Here's my entry for Merdeka Open House 2012: Uniquely Malaysia... Bubur Lambuk Ayam (Spicy Chicken Rice Congee). As I've mentioned in the Ramadhan recipe - Bubur Lambuk Ayam courtesy of Chef Fazli of Makan Kitchen, Doubletree by Hilton; Bubur Lambuk is a dish that is hard to forget. Once you've tasted it, you'll crave for more. This rice congee dish usually gets very popular during the Muslim fasting month of Ramadhan. The local community will congregate at the nearby mosques and cook up huge pots of this spicy rice congee to be distributed around to be served during breaking fast.
I was lucky to have tasted the famous version distributed by Masjid Jamek Kampung Baru and that was before it was crowned Bubur Lambuk Agong by the late Sultan Salahuddin of Selangor! Whilst I was researching on the net, it seems like different states would have their own version of Bubur Lambuk. Terengganu's version have shredded leafy herbs added, while the northern states like Kedah would have seafood added. Johor's version has dried shrimps and vegetables added.
The recipe is very simple, just like normal way of making rice congee, just that need to fry up the aromatics and spices before adding the rice and water. I've tried to use Chef Fazli's recipe but as I was measuring up the amount of spices, I find that it was wayyy too much for our tastebud. So I've reduced the spices and increased the rice in order to serve up a recipe for 3 - 4 servings. Traditionally beef is used but it's a hard to source ingredient in my area so I've used chicken instead.
So here's my take of Bubur Ayam Lambuk which Capt'n Hook and BoiBoi gave thumbs up. The aromatic and spices taste was just nice and not overpowering. Just like how I've remembered it to be ;-)
Bubur Lambuk Ayam
3 - 4 servings
220 g rice, washed and drained
300 g minced chicken, mix in a pinch of salt and white pepper
2 Tbsp oil
60 g (1 medium sized) onion, sliced into thin half rings
3 cloves (20 g) garlic, chopped
2 cm (20 g) young ginger, shred thinly
2 lemongrass, bruised
1/2 Tbsp (20 g) star anise
20 g cinnamon sticks
1/2 Tbsp (20 g) cardamon, pound a little to release the seeds
1/2 Tbsp (20 g) cloves
1/2 Tbsp (20 g) corriander seeds
2 Tbsp oil
1.5 Litres water
4 x 250 ml hot water (depends on the rate your type of rice absorbs water)
100 ml thick coconut milk
Salt and grounded white pepper, to taste
A pinch of sugar
40 g fried shallots
30 g Chinese celery (daun sup/ketumbar), sliced finely
30 g spring onion, sliced finely
20 g red chilli, optional
In a pot, pour in 2 Tbsp oil. Once heat up, add in the minced chicken. Fry till the meat is lightly browned. Loosen the meat when you stir them along. Dish up and set aside.
In the same pot, add in remaining 2 Tbsp oil. Fry (A) until fragrant and onion a little brown on the edges before adding (B). Stir and fry till the spices are aromatic before adding the rice. Stir to mix well. Pour in the 1.5 litres water.

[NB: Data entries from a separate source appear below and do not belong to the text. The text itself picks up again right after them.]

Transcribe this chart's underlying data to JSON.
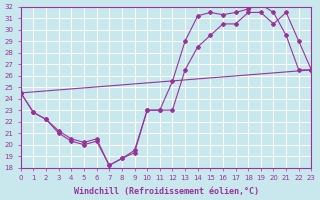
{
  "xlabel": "Windchill (Refroidissement éolien,°C)",
  "bg_color": "#c8e8ee",
  "line_color": "#993399",
  "grid_color": "#aadddd",
  "xlim": [
    0,
    23
  ],
  "ylim": [
    18,
    32
  ],
  "yticks": [
    18,
    19,
    20,
    21,
    22,
    23,
    24,
    25,
    26,
    27,
    28,
    29,
    30,
    31,
    32
  ],
  "xticks": [
    0,
    1,
    2,
    3,
    4,
    5,
    6,
    7,
    8,
    9,
    10,
    11,
    12,
    13,
    14,
    15,
    16,
    17,
    18,
    19,
    20,
    21,
    22,
    23
  ],
  "series1_x": [
    0,
    1,
    2,
    3,
    4,
    5,
    6,
    7,
    8,
    9,
    10,
    11,
    12,
    13,
    14,
    15,
    16,
    17,
    18,
    19,
    20,
    21,
    22,
    23
  ],
  "series1_y": [
    24.5,
    22.8,
    22.2,
    21.0,
    20.3,
    20.0,
    20.3,
    18.2,
    18.8,
    19.3,
    23.0,
    23.0,
    25.5,
    29.0,
    31.2,
    31.5,
    31.3,
    31.5,
    31.8,
    32.2,
    31.5,
    29.5,
    26.5,
    26.5
  ],
  "series2_x": [
    0,
    1,
    2,
    3,
    4,
    5,
    6,
    7,
    8,
    9,
    10,
    11,
    12,
    13,
    14,
    15,
    16,
    17,
    18,
    19,
    20,
    21,
    22,
    23
  ],
  "series2_y": [
    24.5,
    22.8,
    22.2,
    21.2,
    20.5,
    20.2,
    20.5,
    18.2,
    18.8,
    19.5,
    23.0,
    23.0,
    23.0,
    26.5,
    28.5,
    29.5,
    30.5,
    30.5,
    31.5,
    31.5,
    30.5,
    31.5,
    29.0,
    26.5
  ],
  "series3_x": [
    0,
    23
  ],
  "series3_y": [
    24.5,
    26.5
  ],
  "tick_fontsize": 5,
  "xlabel_fontsize": 6
}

Let it come to a boil before turning down the heat to medium low. Stir occasionally to prevent from sticking at the bottom. Now, the tricky part... once you noticed the water is almost dry down, pour in 250 ml of hot water. Continue to do this and add water until the rice is all broken up ala Cantonese style. I have to do this 4 times in total. The family prefer thick congee so that's how I've cooked mine. So you'll have to adjust the water level according to your liking. There's no hard or fast rules for cooking rice congee. In between adding the water, add in the cooked minced chicken. Adjust seasonings accordingly.
Towards the end, just remember to keep a close watch and stir the congee once in a while. Once done, turn off the heat and serve while it's hot. Topped with garnishes before serving.